Spencer reported that, because of catch-and-release-only fishing, many northern pike in the lake have grown to 90 cm (36 in.) and more in length. Those are trophy class fish normally seen only in northern fly-in lakes. It is these larger fish that have higher concentrations of mercury in their flesh. So, there is an argument to be made to protect these big fish by retaining the catch-and-release policy for at least pike above a certain size, and maintain Wabamun as a trophy lake for northern pike as many sport fishing lodges now do in the far north.
Another fish that is responding well is the yellow perch. They are increasing in number with some growing to 24 cm in length.

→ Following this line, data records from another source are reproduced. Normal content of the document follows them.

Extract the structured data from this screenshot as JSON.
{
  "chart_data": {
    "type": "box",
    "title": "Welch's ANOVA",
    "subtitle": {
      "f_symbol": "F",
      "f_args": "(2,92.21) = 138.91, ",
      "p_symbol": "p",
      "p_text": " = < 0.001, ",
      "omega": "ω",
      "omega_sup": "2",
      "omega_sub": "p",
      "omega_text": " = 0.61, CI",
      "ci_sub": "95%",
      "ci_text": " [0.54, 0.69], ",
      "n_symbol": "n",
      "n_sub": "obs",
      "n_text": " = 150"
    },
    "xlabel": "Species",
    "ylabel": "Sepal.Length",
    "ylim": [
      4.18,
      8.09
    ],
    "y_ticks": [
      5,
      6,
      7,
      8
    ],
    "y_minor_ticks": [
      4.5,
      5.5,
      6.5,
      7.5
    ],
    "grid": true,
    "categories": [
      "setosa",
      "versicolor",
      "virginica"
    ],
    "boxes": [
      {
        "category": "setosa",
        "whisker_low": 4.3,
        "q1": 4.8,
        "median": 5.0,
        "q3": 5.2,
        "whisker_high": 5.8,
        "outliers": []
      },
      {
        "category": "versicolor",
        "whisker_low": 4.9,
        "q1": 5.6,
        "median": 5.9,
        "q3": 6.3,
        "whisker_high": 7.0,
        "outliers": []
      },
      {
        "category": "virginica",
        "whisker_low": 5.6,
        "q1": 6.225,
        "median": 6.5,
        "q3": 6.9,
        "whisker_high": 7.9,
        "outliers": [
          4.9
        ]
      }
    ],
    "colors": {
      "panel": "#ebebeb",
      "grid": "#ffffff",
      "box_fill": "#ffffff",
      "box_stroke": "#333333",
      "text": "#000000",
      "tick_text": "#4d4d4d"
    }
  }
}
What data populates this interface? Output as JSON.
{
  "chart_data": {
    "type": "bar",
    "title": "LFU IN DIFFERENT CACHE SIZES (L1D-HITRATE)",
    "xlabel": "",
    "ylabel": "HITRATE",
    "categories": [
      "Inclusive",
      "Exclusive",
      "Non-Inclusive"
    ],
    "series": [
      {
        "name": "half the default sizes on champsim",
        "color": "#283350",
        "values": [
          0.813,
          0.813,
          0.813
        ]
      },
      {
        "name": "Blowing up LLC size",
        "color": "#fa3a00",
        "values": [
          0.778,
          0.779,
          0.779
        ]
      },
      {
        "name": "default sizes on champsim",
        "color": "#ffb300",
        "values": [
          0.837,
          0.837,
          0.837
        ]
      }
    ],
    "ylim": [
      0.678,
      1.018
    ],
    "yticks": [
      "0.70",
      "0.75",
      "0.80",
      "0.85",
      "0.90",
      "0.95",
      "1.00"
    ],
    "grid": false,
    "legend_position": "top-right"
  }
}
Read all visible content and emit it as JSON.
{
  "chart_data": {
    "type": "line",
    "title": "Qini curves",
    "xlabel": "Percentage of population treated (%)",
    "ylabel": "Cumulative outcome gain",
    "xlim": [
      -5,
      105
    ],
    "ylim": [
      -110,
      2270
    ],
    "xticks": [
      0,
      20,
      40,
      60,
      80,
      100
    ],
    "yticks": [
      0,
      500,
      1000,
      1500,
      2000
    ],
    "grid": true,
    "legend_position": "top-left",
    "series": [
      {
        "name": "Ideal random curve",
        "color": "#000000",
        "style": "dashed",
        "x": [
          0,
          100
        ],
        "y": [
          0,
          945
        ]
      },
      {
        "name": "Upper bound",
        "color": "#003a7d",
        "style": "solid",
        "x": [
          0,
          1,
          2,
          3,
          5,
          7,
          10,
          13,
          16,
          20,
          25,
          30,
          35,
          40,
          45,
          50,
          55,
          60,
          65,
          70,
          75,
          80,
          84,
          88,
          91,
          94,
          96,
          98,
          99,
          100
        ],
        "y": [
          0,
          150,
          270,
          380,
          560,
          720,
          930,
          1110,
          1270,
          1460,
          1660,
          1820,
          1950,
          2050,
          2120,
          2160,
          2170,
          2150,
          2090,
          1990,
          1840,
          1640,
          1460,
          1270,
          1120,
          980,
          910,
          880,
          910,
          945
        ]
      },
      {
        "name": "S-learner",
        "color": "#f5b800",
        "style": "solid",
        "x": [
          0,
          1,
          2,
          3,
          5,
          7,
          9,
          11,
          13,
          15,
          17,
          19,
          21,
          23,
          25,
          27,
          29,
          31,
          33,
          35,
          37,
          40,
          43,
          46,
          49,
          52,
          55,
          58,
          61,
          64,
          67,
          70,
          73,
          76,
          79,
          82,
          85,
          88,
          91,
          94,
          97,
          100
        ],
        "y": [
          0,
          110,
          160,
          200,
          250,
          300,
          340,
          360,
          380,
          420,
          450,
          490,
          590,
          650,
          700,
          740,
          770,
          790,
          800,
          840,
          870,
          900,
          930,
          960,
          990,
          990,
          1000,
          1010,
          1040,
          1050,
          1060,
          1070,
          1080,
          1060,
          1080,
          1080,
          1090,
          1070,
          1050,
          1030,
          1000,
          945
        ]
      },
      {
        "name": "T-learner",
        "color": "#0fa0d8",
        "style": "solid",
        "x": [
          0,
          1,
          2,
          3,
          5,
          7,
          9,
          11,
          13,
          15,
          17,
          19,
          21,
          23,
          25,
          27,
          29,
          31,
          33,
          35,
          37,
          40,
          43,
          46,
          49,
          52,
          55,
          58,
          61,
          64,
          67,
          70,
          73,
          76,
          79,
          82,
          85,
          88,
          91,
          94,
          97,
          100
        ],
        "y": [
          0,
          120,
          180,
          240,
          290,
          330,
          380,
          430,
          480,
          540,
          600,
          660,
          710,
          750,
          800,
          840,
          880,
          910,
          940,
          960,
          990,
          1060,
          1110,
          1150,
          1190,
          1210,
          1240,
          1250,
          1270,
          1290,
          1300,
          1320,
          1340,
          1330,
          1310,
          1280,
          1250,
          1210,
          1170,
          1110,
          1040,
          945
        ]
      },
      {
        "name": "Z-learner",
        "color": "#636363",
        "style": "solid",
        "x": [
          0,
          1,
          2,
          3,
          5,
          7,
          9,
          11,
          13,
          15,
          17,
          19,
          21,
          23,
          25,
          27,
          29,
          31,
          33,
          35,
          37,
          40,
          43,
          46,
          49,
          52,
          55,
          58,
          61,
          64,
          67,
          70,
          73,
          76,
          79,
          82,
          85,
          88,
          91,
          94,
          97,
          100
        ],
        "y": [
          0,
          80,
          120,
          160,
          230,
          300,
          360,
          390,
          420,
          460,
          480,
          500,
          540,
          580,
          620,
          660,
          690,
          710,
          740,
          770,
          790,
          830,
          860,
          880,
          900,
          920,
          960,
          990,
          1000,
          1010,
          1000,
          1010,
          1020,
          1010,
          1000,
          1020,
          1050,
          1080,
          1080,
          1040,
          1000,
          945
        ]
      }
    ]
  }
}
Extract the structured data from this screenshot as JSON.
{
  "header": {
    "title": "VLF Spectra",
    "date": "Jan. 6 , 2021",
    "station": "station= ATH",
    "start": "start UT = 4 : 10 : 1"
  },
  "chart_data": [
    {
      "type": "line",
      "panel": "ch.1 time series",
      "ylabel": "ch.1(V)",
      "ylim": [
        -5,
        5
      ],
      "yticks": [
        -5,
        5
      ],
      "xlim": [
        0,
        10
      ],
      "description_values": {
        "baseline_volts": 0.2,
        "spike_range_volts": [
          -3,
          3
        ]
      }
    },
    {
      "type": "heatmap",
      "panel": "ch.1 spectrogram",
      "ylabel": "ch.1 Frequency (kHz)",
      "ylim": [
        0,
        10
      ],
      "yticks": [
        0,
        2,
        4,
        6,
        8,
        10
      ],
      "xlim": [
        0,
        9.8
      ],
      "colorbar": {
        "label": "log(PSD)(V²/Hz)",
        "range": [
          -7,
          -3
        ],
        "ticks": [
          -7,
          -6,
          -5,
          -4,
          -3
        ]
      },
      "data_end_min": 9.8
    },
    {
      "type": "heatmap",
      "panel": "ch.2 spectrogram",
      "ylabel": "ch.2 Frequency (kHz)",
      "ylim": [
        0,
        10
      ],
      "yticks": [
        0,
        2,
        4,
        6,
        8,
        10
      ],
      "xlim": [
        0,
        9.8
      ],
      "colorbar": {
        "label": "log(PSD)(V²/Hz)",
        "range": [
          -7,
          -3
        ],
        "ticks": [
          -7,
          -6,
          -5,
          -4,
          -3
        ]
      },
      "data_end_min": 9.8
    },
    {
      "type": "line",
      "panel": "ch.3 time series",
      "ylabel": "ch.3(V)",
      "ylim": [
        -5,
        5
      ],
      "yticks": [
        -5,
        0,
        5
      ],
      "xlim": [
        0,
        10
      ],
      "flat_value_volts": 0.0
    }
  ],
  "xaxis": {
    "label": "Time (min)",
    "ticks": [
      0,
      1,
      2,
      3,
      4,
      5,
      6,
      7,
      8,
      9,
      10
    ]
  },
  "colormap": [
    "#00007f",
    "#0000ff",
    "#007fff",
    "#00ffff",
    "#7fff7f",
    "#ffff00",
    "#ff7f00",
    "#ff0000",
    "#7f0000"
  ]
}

Because whitefish numbers have not improved and the building walleye population needs protection, catch-and-release-only fishing will continue on the lake until at least the walleye introduction is done. In the meantime, ESRD will be discussing with anglers what they would like to see happen on the lake with regard to the fisheries.
Despite the oil spill and being one of the most popular lakes in the province, Wabamun is a relatively healthy lake when compared to other recreational lakes in central Alberta. For example, Wabamun does not have the blue-green algae problem found in many lakes. However, that could change if steps are not taken to curtail the amount of nutrients and sediments entering the lake as a result of land disturbance. As illustrated by the photo of the recent development on the north shore of Wabamun, our municipal and provincial governments appear unwilling or unable to stop development near lake shores and maintain the values people come to the lakes to enjoy. Isn’t it time to step up and say enough is enough?
Postscript: after the publication of this column in the Alberta Outdoorsmen, the Alberta Government issued an Information Bulletin announcing that Alberta Environment and Sustainable Resource Development had issued an enforcement order to Samco Developments Ltd. and its directors, Cindy and Russell Dolanz, “for unauthorized activities in floodplains on two properties adjacent to Wabamun Lake.”